È
impossibile nascondersi la gravità di quanto è accaduto
ieri al Senato. Dopo la Camera, infatti, l’assemblea di Palazzo
Madama ha approvato definitivamente in prima lettura una riforma
della Costituzione italiana che distrugge alcuni aspetti caratterizzanti
dell’organizzazione dello Stato repubblicano e modifica in
profondità il funzionamento dei massimi organi del suo potere
politico nonché lo schema dei loro rapporti.
Il panorama delle rovine è presto descritto. Viene estesa
a dismisura, anche a campi delicatissimi come quello dell’istruzione
e della sicurezza pubblica, la capacità legiferatrice delle
Regioni: lo Stato centrale mantiene sì formalmente l’esercizio
di un potere d’interdizione, ma in misura attenuata e così
ambigua che l’unico risultato prevedibile è una crescita
esponenziale del contenzioso Stato- Regioni, già oggi ben
oltre il limite di guardia. Nell’ambito del potere centrale,
poi, la fine dell’attuale bicameralismo perfetto serve ad
installare un Senato di nuovo tipo — presentato come «federale»
ma in realtà non eletto in rappresentanza delle Regioni in
quanto tali, e con competenze ridotte rispetto ad una vera camera
politica —e una Camera dei deputati sovrastata da un primo
ministro eletto dal popolo ma che, in barba ad ogni logica costituzionale,
potrà a certe condizioni essere sfiduciato dalla stessa ed
avrà, insieme, il potere di scioglierla quando gli piacerà.

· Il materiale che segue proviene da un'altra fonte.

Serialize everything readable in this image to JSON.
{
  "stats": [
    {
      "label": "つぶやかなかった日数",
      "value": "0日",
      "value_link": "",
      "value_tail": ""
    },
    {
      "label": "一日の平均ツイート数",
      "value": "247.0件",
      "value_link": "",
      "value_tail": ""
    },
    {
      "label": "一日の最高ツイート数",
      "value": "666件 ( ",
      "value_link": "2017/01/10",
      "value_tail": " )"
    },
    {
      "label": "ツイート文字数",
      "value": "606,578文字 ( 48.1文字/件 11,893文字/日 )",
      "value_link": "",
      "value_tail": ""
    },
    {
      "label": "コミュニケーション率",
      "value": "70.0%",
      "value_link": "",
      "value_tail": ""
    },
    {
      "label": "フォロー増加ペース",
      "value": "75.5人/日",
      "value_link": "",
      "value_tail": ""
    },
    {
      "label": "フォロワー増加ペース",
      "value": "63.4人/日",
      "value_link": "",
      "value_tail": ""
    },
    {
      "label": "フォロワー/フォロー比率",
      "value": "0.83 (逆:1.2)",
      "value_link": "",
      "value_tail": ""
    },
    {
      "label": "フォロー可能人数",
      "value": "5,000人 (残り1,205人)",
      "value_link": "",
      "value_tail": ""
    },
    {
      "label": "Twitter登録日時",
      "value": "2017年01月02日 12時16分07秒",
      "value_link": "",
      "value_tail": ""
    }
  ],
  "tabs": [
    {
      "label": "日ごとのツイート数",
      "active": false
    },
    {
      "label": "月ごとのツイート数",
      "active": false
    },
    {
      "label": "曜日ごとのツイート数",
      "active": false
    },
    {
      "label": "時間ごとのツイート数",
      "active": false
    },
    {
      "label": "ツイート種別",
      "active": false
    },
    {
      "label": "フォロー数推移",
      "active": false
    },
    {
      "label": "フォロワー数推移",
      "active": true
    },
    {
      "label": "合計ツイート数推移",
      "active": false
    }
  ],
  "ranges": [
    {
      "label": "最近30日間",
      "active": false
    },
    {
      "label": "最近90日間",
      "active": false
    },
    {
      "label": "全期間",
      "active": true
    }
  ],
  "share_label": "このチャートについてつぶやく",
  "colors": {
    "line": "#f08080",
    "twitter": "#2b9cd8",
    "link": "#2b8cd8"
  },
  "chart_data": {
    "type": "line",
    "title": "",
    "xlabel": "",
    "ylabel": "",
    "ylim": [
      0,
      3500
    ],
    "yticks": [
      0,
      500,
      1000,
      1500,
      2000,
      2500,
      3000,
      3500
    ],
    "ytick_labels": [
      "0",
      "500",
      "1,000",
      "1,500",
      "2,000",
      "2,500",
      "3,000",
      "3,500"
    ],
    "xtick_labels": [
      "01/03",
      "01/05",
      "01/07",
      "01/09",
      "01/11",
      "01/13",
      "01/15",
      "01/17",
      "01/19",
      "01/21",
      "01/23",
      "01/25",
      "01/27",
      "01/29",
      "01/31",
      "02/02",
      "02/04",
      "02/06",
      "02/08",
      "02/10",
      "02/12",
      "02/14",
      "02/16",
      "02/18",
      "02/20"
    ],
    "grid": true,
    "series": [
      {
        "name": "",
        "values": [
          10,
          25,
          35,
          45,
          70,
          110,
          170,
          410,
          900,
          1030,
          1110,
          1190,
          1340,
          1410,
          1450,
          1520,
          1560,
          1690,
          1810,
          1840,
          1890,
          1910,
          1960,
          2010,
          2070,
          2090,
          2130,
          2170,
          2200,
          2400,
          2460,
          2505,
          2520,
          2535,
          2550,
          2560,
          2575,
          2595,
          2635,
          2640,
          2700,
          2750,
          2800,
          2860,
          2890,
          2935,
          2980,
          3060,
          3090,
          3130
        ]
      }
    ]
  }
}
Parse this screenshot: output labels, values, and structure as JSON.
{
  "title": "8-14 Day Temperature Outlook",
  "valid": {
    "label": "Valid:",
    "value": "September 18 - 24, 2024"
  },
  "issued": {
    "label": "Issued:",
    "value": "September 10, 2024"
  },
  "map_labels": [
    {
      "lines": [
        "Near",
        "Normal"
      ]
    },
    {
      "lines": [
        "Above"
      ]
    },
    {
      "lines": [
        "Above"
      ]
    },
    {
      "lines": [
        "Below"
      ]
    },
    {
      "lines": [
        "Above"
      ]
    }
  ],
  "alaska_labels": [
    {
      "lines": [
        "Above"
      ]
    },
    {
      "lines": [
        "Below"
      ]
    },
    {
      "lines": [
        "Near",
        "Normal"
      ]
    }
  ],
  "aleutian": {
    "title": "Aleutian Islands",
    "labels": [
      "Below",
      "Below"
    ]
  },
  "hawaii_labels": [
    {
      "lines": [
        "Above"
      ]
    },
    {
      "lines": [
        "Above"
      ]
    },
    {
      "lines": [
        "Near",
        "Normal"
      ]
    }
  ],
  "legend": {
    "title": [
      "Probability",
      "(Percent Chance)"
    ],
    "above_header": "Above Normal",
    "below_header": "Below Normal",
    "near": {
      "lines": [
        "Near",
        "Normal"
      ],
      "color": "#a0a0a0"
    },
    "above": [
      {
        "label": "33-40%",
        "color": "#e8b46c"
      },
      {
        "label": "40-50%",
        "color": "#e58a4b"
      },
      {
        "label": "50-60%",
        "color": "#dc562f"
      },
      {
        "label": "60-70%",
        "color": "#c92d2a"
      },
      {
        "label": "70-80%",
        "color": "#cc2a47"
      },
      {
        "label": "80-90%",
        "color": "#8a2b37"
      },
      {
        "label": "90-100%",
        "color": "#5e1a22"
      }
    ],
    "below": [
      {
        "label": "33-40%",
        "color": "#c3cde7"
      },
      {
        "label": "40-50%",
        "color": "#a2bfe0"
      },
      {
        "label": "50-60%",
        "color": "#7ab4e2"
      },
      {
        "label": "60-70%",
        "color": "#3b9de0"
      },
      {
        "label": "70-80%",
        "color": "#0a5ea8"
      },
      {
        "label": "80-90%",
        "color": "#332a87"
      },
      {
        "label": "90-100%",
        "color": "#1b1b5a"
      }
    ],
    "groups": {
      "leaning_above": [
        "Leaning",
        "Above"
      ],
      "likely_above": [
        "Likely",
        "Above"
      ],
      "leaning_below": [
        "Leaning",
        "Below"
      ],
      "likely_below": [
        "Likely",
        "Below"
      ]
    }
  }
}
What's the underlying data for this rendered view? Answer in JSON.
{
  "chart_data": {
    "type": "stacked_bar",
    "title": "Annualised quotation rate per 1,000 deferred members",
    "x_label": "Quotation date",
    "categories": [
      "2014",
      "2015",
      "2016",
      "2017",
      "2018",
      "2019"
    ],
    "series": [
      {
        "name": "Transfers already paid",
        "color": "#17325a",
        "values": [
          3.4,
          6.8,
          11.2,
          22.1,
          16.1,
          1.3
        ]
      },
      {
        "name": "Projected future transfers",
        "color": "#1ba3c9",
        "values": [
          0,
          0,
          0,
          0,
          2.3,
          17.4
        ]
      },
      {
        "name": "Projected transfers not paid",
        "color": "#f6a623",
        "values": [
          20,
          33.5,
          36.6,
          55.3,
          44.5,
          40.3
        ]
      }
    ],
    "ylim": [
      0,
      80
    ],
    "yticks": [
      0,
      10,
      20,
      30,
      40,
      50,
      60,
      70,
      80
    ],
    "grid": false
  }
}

Ciò che in conclusione la riforma costituzionale realizza—per
giunta non subito ma, tanto per accrescere la confusione, in varie
tappe scaglionate nel tempo — sarà un incrocio contraddittorio
e micidiale di accentramento e decentramento, all’insegna
dell’istituzionalizzazione della paralisi e dell’apoteosi
del ricatto.
Del resto è solo per il ricatto continuo e minaccioso della
Lega che l’onorevole Berlusconi e la destra hanno dato il
via a un progetto simile. È esclusivamente, cioè,
per il proprio immediato tornaconto politico che il presidente del
Consiglio e altre forze della sua maggioranza, che al pari di lui
non hanno mai manifestato alcun interesse per il federalismo, e
anzi sono ideologicamente ai suoi antipodi come Alleanza nazionale,
lo hanno improvvisamente abbracciato, accettando così cinicamente
di mettere mano al disfacimento del Paese.
Perché di questo si tratta: la riforma della Costituzione
voluta dal governo e dalla sua maggioranza costituisce forse il
più grave pericolo che l’unità italiana si trova
a correre dopo quello terribile corso sessant’anni orsono
nel periodo seguito all’armistizio dell’8 settembre.
Mentre in misura altrettanto forte sono in pericolo la funzionalità
e l’efficienza della direzione politica dello Stato da un
lato, e dall’altro alcuni valori di fondo della nostra convivenza,
non più garantiti da una tutela pubblica affidabile.
Di fronte a questa prospettiva inquietante, non ci sembra che abbia
molto senso unire la nostra voce al coro di quelli che, sia pure
con qualche ragione, mettono sotto accusa le responsabilità
anche della sinistra per aver aperto la porta al disastro attuale
approvando, con una ristrettissima maggioranza, le modifiche del
Titolo V della Costituzione nella scorsa legislatura. Anche nelle
responsabilità c’è una gerarchia, e oggi quello
che appare in modo indiscutibile è il primo posto guadagnato
dalla destra e dal suo capo nella corsa a fare il male del Paese.
Per realizzare il misfatto hanno bisogno però del consenso
dei cittadini nel referendum confermativo da qui ad un anno o quando
sarà: vedremo allora se gli italiani sono davvero stanchi
di avere una Costituzione e una patria.